On Nov 28, 2010, at 6:23 AM, Renato Golin wrote:

> There still seems to be a confusion between clean-ups and catch areas.
> What you both describe are catch areas, on which your arguments
> (AFAICS) are perfectly valid. The distinction is between catch and
> clean-up areas.
> 
> You would never print the value of %x in a clean-up area. The sole
> purpose of clean-up areas is to cleanly destroy variables that
> wouldn't otherwise because of exception handling. During normal flow,
> the destruction code doesn't need to be in a clean-up area, it can
> easily be at the end of the scope, and it normally is on both places.
> 
> The destruction code itself can print the value of %x (if it has
> access to it), and the validity of such value in the destructor code
> is up to the language + the user code. For instance, accessing a null
> pointer in C++ is allowed by the language (nobody stops you from doing
> so in compile time) but it's illegal during execution on most
> platforms.
> 
> But, under no circumstances, a clean-up area can access a user
> variable to print it on the screen. It's like calling an intrinsic and
> expecting it to print the value of a random variable inside your code.
> It doesn't even make sense.
> 
> Catch areas, on the other hand, are user code. Like destructors, the
> user can print the value of %x if it has access to, and if the
> variable was never initialised, it's the user's problem of relying on
> such condition. Catch areas are NOT unwinding basic blocks, they are
> the first user code blocks that, in case of a match, it's where
> execution returns to normal flow. They can also throw again, and make
> the flow go back to unwinding, but per se, they're user code.
> 
> As was pointed out, some optimizations in LLVM can move user code to
> clean-up areas. The compiler may prove it valid and the execution
> might even work, but that's an artefact of how the compiler works and
> how other optimizations work around the same issue (such as inlining).
> 
> Moving code from try to catch areas (and vice-versa) is fine, as both
> are user blocks. But moving user code to clean-up areas can lead to
> undefined behaviour. For example, during the unwinding of several
> functions without a single match to the exception, local variables in
> all intermediate functions have to be cleaned up, and that's done via
> the clean-up areas. The personality routine is controlling this flow,
> so if you move user code that could have side effects to a clean-up
> area (say only on -O3), a perfectly valid unwinding can break
> completely and terminate.
> 
> That breaking is not inside the destructor, nor inside the catch
> areas, but inside a clean-up area, on which the user has no access nor
> control. This is a compiler bug.
> 
My confusion could be in what Duncan was talking about. If we have a basic block that may throw and is caught by some landing pad, what variables may be used in that landing pad – both the cleanup part and the catch handler? Certainly the cleanup cannot access the user variables directly (but can indirectly if a pointer is passed into an object which is then dereferenced by the d'tor). But the catch handlers are dominated by the landing pad, which would need to be dominated by the throwing basic block in order to use any values calculated in that basic block.
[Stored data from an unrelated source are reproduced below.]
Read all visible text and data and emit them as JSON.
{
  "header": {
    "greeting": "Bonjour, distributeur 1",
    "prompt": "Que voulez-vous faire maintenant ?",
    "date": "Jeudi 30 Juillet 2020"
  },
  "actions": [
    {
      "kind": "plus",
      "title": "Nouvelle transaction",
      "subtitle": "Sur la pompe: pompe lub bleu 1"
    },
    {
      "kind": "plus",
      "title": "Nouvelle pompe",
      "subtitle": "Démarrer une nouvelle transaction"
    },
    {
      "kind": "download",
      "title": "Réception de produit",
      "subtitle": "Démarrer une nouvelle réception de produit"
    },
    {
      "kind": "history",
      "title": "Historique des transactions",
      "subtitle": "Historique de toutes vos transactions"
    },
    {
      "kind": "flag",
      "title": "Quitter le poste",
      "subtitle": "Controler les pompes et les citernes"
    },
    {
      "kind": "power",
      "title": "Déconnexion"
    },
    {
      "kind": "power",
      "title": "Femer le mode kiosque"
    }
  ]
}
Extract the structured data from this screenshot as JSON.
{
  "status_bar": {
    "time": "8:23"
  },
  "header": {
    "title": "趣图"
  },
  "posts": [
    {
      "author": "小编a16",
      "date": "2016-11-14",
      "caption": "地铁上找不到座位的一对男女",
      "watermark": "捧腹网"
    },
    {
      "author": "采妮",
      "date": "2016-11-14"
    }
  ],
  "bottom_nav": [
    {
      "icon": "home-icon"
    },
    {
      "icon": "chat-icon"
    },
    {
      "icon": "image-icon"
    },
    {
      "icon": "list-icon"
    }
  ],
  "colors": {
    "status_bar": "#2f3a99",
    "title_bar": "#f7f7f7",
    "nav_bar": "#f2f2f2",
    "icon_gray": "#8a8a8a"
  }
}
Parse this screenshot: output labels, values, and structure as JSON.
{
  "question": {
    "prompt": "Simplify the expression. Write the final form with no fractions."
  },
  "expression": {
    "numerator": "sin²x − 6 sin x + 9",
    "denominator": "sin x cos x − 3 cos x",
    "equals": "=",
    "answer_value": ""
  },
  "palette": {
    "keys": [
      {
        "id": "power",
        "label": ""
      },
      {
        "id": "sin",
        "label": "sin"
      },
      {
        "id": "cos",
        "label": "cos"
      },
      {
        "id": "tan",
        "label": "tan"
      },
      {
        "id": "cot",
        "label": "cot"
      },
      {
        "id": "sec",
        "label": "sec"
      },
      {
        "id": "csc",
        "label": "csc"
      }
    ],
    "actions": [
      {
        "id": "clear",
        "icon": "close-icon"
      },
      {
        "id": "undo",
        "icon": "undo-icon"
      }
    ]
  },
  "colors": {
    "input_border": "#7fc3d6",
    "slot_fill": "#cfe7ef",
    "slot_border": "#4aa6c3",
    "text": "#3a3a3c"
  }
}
One possibility (perhaps this is what he meant) is that if a value is used in the catch handler, then it cannot reside in the throwing block.

-bw

[Quoting Duncan's original email here]

"I think everyone wants to get rid of invoke, but that is hard.  One problem
is that you want to keep the SSA property "definitions dominate uses".  Now
suppose you have a basic block

  bb: [when throws, branch to XYZ]
     ...
     %x = ... (define %x)
     ...

  XYZ:
     ...use %x...

If you got to XYZ because an instruction threw an exception before %x was
defined, then in XYZ you are using %x which was never defined.  In effect
the definition of %x in bb does not dominate the use in XYZ.  I think the
solution is to say that in XYZ you are not allowed to use any values defined
in bb: in the dominator tree, bb is not considered to dominate XYZ.

These kind of issues touch fundamental design points of LLVM, so need to be
dealt with carefully.

Ciao,

Duncan."